Assessment of RELAP5/MOD2 using Semiscale large break loss-of-coolant experiment S-06-3

This report presents the results of the RELAP5/MOD2 posttest assessment utilizing a Semiscale large break loss-of-coolant experiment numbered S-06-3. Test S-06-3 is a 200% double ended cold leg break experiment performed in Semiscale Mod-1 facility in 1978 for the purpose of investigating the thermal and hydraulic phenomena accompanying a hypothetical large LOCA in a pressurized water reactor (PWR) system and providing a data base for a US Nuclear Regulatory Commission standard problem. Through extensive comparisons between data and best-estimate RELAP5 calculations, the capabilities of RELAP5 to calculate the large LOCA accident were assessed.

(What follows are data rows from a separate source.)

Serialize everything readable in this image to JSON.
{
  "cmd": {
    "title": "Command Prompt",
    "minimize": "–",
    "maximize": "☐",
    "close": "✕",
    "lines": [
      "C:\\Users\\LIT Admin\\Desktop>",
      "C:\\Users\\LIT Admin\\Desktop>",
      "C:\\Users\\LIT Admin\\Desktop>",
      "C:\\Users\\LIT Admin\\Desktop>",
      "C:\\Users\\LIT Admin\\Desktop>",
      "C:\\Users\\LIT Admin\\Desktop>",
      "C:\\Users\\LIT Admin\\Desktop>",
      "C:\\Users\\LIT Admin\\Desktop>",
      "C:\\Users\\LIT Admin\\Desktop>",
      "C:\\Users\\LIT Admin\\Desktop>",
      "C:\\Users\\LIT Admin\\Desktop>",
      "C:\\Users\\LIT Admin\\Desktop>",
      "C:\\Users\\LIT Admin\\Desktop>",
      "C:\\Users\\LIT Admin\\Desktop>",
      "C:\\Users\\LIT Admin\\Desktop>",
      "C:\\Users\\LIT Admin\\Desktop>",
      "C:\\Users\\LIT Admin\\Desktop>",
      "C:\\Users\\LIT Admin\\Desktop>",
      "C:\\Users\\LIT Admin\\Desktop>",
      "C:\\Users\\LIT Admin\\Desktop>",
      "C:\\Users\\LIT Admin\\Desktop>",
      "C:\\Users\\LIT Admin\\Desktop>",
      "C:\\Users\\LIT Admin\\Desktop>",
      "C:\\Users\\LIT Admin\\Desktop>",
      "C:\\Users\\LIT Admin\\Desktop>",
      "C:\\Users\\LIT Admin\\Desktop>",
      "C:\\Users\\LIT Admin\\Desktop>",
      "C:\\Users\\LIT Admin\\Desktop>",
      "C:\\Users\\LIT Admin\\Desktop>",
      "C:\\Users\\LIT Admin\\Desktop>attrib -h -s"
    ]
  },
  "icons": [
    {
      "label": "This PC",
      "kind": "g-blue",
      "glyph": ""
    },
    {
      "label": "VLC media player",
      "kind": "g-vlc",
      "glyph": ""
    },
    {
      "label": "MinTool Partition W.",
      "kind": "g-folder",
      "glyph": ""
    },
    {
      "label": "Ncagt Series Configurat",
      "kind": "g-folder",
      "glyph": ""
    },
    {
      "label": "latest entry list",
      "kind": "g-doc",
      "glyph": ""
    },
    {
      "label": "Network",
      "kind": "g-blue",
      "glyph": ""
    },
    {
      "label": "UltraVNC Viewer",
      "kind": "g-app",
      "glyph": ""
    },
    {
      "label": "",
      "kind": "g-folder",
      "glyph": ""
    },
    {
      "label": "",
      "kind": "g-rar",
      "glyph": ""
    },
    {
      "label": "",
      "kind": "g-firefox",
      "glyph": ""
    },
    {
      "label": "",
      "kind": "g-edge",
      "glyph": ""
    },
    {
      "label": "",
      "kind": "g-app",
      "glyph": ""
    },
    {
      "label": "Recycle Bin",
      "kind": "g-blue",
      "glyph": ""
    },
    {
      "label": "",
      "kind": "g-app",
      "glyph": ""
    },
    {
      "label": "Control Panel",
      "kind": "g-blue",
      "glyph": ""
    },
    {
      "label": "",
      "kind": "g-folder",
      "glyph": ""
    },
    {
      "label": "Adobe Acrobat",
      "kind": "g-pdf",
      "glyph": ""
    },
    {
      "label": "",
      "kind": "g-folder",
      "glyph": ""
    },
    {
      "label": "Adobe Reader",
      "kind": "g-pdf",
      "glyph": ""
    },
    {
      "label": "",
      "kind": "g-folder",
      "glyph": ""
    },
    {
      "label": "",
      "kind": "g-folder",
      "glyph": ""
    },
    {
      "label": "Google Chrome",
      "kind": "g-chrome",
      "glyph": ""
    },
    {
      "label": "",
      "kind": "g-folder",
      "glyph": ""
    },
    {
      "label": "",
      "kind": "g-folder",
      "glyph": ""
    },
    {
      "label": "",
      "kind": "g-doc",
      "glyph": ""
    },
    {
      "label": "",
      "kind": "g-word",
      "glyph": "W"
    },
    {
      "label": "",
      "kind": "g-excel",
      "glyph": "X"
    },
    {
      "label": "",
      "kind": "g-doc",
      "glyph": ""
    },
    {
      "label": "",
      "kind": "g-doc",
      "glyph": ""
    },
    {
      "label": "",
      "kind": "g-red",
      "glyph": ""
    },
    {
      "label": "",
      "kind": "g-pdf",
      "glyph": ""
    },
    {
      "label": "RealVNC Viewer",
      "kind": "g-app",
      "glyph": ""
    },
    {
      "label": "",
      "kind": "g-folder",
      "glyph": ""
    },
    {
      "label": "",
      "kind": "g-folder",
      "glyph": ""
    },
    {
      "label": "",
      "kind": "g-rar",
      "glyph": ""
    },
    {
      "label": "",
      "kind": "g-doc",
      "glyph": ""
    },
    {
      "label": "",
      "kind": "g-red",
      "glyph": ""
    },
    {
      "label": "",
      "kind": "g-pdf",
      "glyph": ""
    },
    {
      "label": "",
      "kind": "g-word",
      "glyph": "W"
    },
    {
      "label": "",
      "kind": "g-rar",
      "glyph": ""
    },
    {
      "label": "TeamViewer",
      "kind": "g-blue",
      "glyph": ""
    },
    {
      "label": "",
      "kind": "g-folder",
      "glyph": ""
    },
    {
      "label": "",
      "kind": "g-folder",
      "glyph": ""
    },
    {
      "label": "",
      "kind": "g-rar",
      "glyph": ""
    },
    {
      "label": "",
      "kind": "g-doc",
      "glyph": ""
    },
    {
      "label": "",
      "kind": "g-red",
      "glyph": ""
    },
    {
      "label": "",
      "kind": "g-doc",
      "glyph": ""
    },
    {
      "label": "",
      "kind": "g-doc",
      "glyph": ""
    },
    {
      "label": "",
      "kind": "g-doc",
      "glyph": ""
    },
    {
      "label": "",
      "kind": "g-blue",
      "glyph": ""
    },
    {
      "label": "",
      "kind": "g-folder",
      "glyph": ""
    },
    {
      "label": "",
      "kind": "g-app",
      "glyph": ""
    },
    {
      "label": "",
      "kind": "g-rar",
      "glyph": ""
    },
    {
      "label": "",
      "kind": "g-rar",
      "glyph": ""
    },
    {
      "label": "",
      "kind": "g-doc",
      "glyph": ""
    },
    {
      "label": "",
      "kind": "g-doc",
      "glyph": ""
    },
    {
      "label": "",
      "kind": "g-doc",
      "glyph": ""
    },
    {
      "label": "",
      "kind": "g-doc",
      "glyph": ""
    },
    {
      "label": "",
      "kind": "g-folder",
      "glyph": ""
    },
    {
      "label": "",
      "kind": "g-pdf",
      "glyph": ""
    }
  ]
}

Emphasis was placed on the capability of the code to calculate break flow rates during system blowdown stage, emergency core cooling system (ECCS) injection bypass during refill stage, quenching during reflood stage, and the peak cladding temperature (PCT) behavior throughout the whole experiment. Besides, effects of several different modelings which include radial connections between core hot and average channels, maximum number of heat slab axial interval for 2-D reflood calculation, number of nodes representing the core, cross-flow junctions on vessel entrances, reflood calculation etc., were all investigated.